Functions for possible tick salivary gland proteins and families have been proposed in a variety of sialome papers and will not be stated here (Valenzuela et al., 2002b; Francischetti et al., 2005; Ribeiro et al., 2006). Biochemical analysis has indicated that A. monolakensis possess anti-thrombin (monobin) and anti-platelet (monogrins and apyrase) activities that are orthologous to that found in Ornithodoros soft ticks (Mans et al., 2007). Monobin and the monogrins belong to the Kunitz/BPTI-family as was previously found for soft tick inhibitors (Joubert et al., 1998; Mans et al., 2002b; van de Locht et al., 1996; Waxman et al., 1990). These are so far, the only confirmed functions for the salivary gland proteins from A. monolakensis. Other functions observed in SGE include fibrinogenase and collagenase activity (results not shown) that are most probably associated with metalloproteases (Francischetti et al., 2003). Other functions readily transferable via homology include anti-microbial activities of defensins and microplusin-like proteins previously found in ticks (Fogaça et al., 2004; Lai et al., 2004; Todd et al., 2007; Zhou et al., 2007).
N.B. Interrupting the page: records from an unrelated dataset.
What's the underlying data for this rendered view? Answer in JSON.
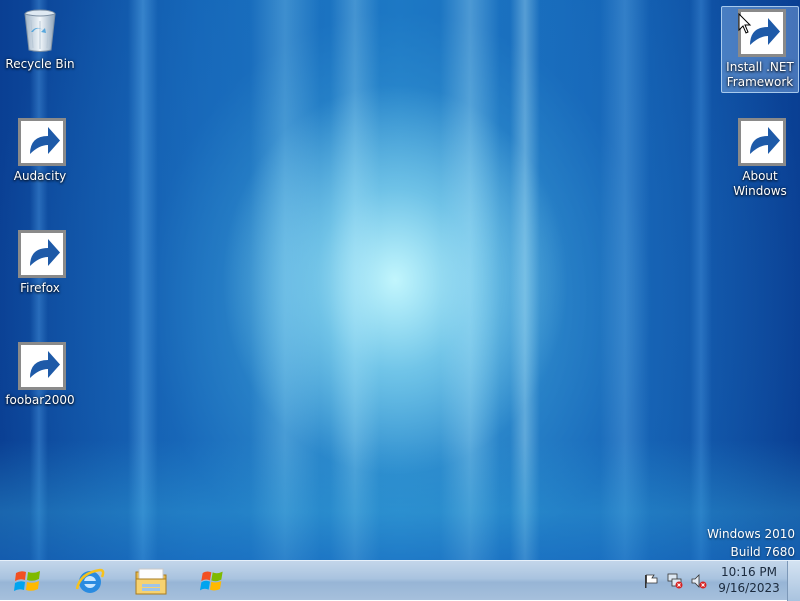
{
  "desktop": {
    "icons": [
      {
        "label": "Recycle Bin",
        "icon": "recycle-bin-icon"
      },
      {
        "label": "Audacity",
        "icon": "audacity-icon"
      },
      {
        "label": "Firefox",
        "icon": "firefox-icon"
      },
      {
        "label": "foobar2000",
        "icon": "foobar2000-icon"
      },
      {
        "label_line1": "Install .NET",
        "label_line2": "Framework",
        "icon": "dotnet-installer-shield-icon",
        "selected": true
      },
      {
        "label_line1": "About",
        "label_line2": "Windows",
        "icon": "windows-logo-icon"
      }
    ],
    "watermark": {
      "line1": "Windows 2010",
      "line2": "Build 7680"
    }
  },
  "taskbar": {
    "start": {
      "icon": "windows-start-orb-icon"
    },
    "pinned": [
      {
        "icon": "internet-explorer-icon"
      },
      {
        "icon": "file-explorer-folder-icon"
      },
      {
        "icon": "windows-logo-icon"
      }
    ],
    "tray": {
      "icons": [
        "action-center-flag-icon",
        "network-disconnected-icon",
        "volume-muted-icon"
      ],
      "time": "10:16 PM",
      "date": "9/16/2023"
    }
  },
  "colors": {
    "desktop_blue": "#1466b8",
    "desktop_glow": "#c8faff",
    "taskbar": "#a9c3df",
    "clock_text": "#1b2a3d"
  }
}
The salivary transcriptomes from various hard tick species have been described. These include Amblyomma variegatum (Nene et al., 2002), Dermacentor andersoni (Alarcon-Chaidez et al., 2007), Haemaphysalis longicornis (Nakajima et al., 2005), I. pacificus (Francischetti et al., 2005), I. scapularis (Valenzuela et al., 2002b; Ribeiro et al., 2006), and Rhipicephalus appendiculatus (Nene et al., 2004). With the data obtained in the present study the question can be asked, as to how many salivary gland derived protein domains are conserved between hard and soft tick species? This will serve as an indication of the protein domain repertoire that was present in the salivary glands of the ancestral tick lineage. In order to address this, secretory proteins identified in this study were used in PSI-BLAST analysis to retrieve hard tick proteins that has also been identified in salivary glands from the non-redundant database. This search mostly identified proteins from Ixodes and Haemaphysalis species, as protein sequence data for these ticks are available in the non-redundant protein database. In cases where EST sequences were deposited instead of protein sequences, clusterized databases were constructed for each species after which TBLASTN analysis was performed to detect homologs. This analysis indicates that the major protein domains are conserved between the soft and hard tick families, indicating that most of the protein folds found in ticks were already present in the salivary glands of the ancestral tick lineage (Table 2; supplementary material). It is of interest, that in some cases where no positive hits were found in hard tick salivary gland databases, homologs were found in the transcriptome data of B. microplus which includes pooled transcripts from a variety of organs. This would indicate that although these specific proteins were not expressed in hard tick salivary glands they were probably present in the genome of the ancestral tick lineage. In these cases, expression might have been lost in hard tick salivary glands or have been co-opted in soft tick salivary glands at a later time. The overall trends observed for soft tick salivary glands are also apparent for the hard tick protein families, in that the major families seem to be the BTSP, kunitz, lipocalin and metalloprotease families.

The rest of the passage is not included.